Die prinzipielle Abbildbarkeit im Bewusstsein ist für mich kein Kriterium, dass etwas real existieren kann. Warum sollen nur Entitäten existieren können, die wir prinzipiell gedanklich erfassen können?

Die Verbindung des Bewusstseins mit der Realität erfolgt sicher nicht nur über die Wahrnehmung, wie die moderne Physik tagtäglich zeigt. Z.B. besteht der Erfolg der Quantenmechanik gerade darin, Strukturen und Methoden zur Anwendung zu bringen, die primär nichts mit Wahrnehmung zu tun haben. Hätten die Väter der Quantenmechanik sich bei der Konstruktion nur durch Wahrnehmung leiten lassen, gäbe es heute keine Quantenmechanik.

Das ist gerade mein großer Kritikpunkt an diesen oberflächlichen positivistischen Aussagen von Bohr et al. - nunmehr nachgeplappert seit fast einem Jahrhundert. Man schlage ein Buch über Quantenmechanik auf und streiche alles weg, was nicht direkt etwas mir Wahrnehmung, Phänomen, Messung etc. zu tun hat.

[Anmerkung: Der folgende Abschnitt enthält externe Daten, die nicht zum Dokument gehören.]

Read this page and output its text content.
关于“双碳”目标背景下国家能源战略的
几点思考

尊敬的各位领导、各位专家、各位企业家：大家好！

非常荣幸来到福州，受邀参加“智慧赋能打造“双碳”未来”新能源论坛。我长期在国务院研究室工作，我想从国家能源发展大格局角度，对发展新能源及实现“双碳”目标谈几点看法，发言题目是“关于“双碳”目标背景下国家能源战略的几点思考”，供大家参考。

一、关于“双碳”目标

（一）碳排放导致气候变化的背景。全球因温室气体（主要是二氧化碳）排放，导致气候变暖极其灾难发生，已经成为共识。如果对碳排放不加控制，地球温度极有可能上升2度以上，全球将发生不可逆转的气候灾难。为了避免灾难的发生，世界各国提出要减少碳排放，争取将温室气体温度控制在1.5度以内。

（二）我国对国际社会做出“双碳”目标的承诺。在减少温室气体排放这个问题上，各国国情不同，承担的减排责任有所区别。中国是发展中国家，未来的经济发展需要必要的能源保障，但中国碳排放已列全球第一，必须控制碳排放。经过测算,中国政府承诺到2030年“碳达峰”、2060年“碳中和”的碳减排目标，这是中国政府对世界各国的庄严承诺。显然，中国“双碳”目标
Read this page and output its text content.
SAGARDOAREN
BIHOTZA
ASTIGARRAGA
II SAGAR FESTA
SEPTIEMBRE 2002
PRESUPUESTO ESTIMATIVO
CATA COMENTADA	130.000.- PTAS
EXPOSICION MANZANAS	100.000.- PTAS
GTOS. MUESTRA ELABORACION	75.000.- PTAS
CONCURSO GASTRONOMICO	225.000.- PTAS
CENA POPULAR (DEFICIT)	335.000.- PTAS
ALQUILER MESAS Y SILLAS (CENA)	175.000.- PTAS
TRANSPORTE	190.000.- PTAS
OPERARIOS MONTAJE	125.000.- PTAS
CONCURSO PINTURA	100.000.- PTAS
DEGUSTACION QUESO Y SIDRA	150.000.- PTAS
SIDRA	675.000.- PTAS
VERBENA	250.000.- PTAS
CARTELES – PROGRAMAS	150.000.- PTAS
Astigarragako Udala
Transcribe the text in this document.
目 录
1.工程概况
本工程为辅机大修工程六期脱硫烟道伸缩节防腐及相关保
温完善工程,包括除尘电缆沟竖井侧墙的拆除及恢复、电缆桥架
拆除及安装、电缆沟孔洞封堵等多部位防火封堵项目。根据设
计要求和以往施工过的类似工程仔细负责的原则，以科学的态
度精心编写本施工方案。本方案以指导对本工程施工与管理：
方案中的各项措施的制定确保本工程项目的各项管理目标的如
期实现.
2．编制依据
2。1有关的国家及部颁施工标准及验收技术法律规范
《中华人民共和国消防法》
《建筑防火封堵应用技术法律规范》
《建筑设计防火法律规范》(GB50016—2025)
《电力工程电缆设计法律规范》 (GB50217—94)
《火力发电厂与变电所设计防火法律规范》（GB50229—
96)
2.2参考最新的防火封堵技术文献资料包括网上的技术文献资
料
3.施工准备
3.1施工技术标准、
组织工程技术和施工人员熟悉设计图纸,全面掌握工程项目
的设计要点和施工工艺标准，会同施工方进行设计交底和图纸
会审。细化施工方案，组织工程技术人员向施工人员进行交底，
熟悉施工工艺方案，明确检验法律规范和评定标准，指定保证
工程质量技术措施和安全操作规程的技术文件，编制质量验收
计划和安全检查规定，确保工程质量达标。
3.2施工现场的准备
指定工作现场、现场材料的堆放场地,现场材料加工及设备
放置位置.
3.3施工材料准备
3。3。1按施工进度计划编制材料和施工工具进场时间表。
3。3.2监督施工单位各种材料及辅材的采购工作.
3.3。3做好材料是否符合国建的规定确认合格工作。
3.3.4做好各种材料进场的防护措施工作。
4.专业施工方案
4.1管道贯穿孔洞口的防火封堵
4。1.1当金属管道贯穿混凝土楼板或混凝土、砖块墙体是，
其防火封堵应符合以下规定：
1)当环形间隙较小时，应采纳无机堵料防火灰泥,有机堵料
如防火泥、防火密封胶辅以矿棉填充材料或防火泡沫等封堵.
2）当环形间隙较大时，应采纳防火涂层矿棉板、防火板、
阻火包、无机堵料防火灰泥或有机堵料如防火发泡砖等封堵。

Außer der Einleitung wird kaum etwas übrig bleiben.

Deep Purple hat Folgendes geschrieben:
Ich würde hier noch eine dritte Frage anschließen, die das Verhältnis Observable/nicht-Observable klären müsste:
3) Welchen Bezug haben mathematische Entitäten, die keine Observablen sind zu den Entitäten, die Observablen sind? Sind sie lediglich notwendige Hilfsgrößen, o.ä.?

Auf formaler Ebene ist der Bezug relativ klar, da man die mathematischen Größen, die Observablen entsprechen, aus den allgemeinen Größen konstruiert.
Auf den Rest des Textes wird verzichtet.